El proyecto permite, por ejemplo, modificar modalidades de trabajo mientras no se alteren “aspectos esenciales del contrato”. Un concepto lo suficientemente elástico como para incluir casi todo. También redefine las jornadas, habilita los bancos de horas y establece un mínimo de 12 horas de descanso entre turnos, un detalle que suena más a declaración de principios que a control efectivo. Las vacaciones también se adaptan al nuevo tiempo: se podrán fraccionar en tramos de una semana, y los trabajadores casados o en pareja que compartan empleador podrán pedirlas juntos.
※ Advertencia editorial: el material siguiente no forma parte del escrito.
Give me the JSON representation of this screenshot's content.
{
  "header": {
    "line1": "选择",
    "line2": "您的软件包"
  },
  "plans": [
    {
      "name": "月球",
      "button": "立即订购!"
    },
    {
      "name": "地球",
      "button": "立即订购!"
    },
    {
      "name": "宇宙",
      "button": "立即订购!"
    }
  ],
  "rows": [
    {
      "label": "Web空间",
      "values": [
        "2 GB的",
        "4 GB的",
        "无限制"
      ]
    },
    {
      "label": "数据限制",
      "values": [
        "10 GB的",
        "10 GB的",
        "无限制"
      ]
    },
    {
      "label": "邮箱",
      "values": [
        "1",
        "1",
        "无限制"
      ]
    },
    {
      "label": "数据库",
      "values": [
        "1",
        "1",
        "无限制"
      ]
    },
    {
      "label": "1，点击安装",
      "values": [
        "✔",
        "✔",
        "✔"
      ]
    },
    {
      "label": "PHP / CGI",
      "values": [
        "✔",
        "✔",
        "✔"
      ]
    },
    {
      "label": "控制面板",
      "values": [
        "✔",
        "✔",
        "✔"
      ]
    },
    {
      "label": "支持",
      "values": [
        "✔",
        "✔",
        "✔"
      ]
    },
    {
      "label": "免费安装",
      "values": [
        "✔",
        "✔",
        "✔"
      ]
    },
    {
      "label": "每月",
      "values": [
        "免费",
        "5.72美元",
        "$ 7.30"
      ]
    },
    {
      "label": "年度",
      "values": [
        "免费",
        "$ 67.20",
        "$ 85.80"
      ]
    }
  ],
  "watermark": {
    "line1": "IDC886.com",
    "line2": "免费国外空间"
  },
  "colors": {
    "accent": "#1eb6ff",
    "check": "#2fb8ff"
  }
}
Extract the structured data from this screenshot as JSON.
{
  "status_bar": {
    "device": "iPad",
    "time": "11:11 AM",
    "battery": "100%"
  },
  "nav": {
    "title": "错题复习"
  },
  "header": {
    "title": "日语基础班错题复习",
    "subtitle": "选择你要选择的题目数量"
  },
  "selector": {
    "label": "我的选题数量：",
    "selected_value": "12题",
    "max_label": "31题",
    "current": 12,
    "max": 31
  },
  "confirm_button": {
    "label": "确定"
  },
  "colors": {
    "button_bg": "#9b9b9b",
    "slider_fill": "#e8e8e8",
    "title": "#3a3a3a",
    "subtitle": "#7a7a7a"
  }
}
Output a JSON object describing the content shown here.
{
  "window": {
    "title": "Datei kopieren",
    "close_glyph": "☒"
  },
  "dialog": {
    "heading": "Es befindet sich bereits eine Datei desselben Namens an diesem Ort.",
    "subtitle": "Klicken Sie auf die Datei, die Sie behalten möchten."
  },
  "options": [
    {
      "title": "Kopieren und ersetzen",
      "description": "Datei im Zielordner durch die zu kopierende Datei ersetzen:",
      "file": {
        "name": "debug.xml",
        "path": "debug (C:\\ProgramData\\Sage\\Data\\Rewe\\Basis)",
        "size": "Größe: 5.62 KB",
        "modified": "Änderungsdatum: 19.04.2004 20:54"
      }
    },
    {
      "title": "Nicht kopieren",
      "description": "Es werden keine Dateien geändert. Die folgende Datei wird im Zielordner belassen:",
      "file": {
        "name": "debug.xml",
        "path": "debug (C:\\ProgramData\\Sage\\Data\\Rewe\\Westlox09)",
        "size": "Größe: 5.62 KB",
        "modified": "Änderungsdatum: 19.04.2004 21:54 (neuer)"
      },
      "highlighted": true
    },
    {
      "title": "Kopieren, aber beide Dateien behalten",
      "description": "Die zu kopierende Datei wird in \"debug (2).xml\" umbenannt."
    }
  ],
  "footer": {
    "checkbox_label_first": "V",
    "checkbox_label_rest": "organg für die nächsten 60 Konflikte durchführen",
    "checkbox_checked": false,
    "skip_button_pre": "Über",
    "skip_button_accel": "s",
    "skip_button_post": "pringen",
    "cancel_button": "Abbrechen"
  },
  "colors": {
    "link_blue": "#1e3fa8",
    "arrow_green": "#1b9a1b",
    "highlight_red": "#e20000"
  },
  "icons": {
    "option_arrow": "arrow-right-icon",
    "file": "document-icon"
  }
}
La promesa de ver el mar “al menos una vez cada dos años” queda escrita en el papel. En materia de indemnizaciones, la novedad es que las micro, pequeñas y medianas empresas podrán pagarlas en 12 cuotas. Y el viejo talismán del juicio laboral también cambia de forma: los abogados no podrán quedarse con más del 20 % del monto y los intereses se ajustarán al IPC más un 3 % anual.

 

 

El Gobierno promete además un premio fiscal para quien contrate: un bono de crédito que cubrirá entre el 25 % y el 100 % de las cargas según el tamaño de la empresa. El beneficio rige solo si la nómina crece y si el trabajador no tuvo empleo formal en los últimos tres meses. Es decir, se intenta abrir la puerta a los que hoy están afuera del sistema. También hay capítulos menores pero no inocentes: redefinición del régimen agrario, cambios en los recibos de sueldo (se podrá pagar en efectivo o por medios digitales) y precisiones sobre qué beneficios sociales no se consideran remunerativos (comidas, útiles, celular, internet). El resultado final es un texto que parece escrito con dos manos: una económica, que busca alivianar costos y litigios; y otra política, que intenta vestir de “modernización” una flexibilización largamente esperada por el empresariado. En el fondo, el dilema es viejo. Cada gobierno, tarde o temprano, llega a la misma esquina: ¿cómo incentivar la creación de empleo sin tocar los derechos que lo protegen? La respuesta, como siempre, dependerá menos de la letra de la ley que de la correlación de fuerzas en el Congreso… y de lo que diga la calle.